Jeremia 40:4-8 BasisBijbel (BB)

4. Ik zal je boeien losmaken. Als je wil, mag je met mij meegaan naar Babel. Dan zal ik er op letten dat niemand je kwaad doet. Maar als je niet mee wil naar Babel is het ook goed. Je kan gaan wonen waar je wil. Doe wat je wil."

5. Ik aarzelde of ik moest teruggaan of niet. Toen zei Nebuzaradan: "De koning van Babel heeft Gedalja (de zoon van Ahikam, die een zoon was van [ de schrijver ] Safan) aangewezen als bestuurder van Juda. Als je besluit om terug te gaan, ga dan naar hem en de mensen die in Juda achterblijven. Je mag ook ergens anders gaan wonen. Je mag gaan en staan waar je wil." Hij gaf mij eten voor onderweg en een geschenk. Daarna liet hij me gaan.

6. Ik besloot naar Gedalja in Mizpa te gaan. Ik bleef bij hem en bij de mensen die in het land waren achtergelaten.

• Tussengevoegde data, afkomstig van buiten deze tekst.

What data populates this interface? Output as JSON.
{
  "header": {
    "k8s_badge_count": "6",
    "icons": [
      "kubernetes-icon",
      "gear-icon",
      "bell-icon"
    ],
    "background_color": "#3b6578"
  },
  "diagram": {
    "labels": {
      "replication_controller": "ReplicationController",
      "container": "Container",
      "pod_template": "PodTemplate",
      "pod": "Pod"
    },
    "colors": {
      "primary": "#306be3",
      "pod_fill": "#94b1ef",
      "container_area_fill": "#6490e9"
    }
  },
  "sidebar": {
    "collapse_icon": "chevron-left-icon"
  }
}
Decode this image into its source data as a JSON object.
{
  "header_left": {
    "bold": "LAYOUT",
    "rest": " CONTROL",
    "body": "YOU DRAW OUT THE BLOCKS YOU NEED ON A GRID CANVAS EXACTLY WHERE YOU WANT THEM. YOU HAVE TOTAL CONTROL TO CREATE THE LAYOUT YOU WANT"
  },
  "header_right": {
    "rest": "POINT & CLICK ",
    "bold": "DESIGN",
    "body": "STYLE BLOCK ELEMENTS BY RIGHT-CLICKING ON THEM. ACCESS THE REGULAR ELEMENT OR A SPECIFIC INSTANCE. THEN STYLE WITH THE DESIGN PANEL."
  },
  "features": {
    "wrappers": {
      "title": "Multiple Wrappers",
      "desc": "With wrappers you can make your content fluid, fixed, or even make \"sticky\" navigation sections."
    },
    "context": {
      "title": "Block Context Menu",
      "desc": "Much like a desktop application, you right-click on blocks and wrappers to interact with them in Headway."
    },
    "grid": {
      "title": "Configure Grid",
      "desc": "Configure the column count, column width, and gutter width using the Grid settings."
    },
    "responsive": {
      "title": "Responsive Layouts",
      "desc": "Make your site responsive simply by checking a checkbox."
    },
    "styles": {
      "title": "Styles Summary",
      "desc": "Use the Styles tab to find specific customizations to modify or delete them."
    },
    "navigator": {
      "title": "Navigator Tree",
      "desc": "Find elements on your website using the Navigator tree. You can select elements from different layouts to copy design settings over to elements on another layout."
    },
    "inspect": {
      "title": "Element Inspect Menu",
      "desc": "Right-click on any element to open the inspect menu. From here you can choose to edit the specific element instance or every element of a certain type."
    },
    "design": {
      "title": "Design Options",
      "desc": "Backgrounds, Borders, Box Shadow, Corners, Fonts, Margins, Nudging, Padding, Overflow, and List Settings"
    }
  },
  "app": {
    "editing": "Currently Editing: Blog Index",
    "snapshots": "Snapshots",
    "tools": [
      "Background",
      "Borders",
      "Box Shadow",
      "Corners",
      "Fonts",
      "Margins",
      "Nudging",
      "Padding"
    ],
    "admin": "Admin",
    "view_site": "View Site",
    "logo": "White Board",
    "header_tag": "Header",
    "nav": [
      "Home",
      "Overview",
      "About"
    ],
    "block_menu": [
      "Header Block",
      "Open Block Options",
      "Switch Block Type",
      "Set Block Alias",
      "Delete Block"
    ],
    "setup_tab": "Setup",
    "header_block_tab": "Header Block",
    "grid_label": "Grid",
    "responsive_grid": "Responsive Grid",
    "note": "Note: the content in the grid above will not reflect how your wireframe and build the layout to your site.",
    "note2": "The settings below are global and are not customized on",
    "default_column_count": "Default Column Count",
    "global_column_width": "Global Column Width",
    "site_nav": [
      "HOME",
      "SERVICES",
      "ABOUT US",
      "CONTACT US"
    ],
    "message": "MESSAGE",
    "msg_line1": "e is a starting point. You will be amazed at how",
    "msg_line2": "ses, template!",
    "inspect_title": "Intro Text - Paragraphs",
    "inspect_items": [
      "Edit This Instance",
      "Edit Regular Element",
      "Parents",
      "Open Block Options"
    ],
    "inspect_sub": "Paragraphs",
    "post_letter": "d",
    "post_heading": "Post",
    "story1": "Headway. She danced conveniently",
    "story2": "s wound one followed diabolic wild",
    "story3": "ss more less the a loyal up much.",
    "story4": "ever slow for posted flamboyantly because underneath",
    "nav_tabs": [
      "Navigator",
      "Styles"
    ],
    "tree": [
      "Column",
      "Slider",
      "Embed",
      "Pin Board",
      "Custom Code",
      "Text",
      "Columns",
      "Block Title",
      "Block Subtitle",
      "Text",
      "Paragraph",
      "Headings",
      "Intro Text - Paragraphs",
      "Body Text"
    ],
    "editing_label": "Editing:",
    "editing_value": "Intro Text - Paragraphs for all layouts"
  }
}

7. Een aantal aanvoerders van het leger van Juda was met hun mannen gevlucht en had zich verborgen. Zij hoorden dat de koning van Babel Gedalja had aangewezen om namens hem het land te besturen. Hij moest toezicht houden op de mannen, vrouwen en kinderen die te arm waren geweest om meegenomen te worden naar Babel.

8. De gevluchte legeraanvoerders gingen met hun mannen naar Gedalja in Mizpa. Dat waren Ismaël de zoon van Netanja, Johanan en Jonatan de zonen van Karea, Seraja de zoon van Tanchumet, de zonen van Efai uit Netofa en Jezanja uit Maächa.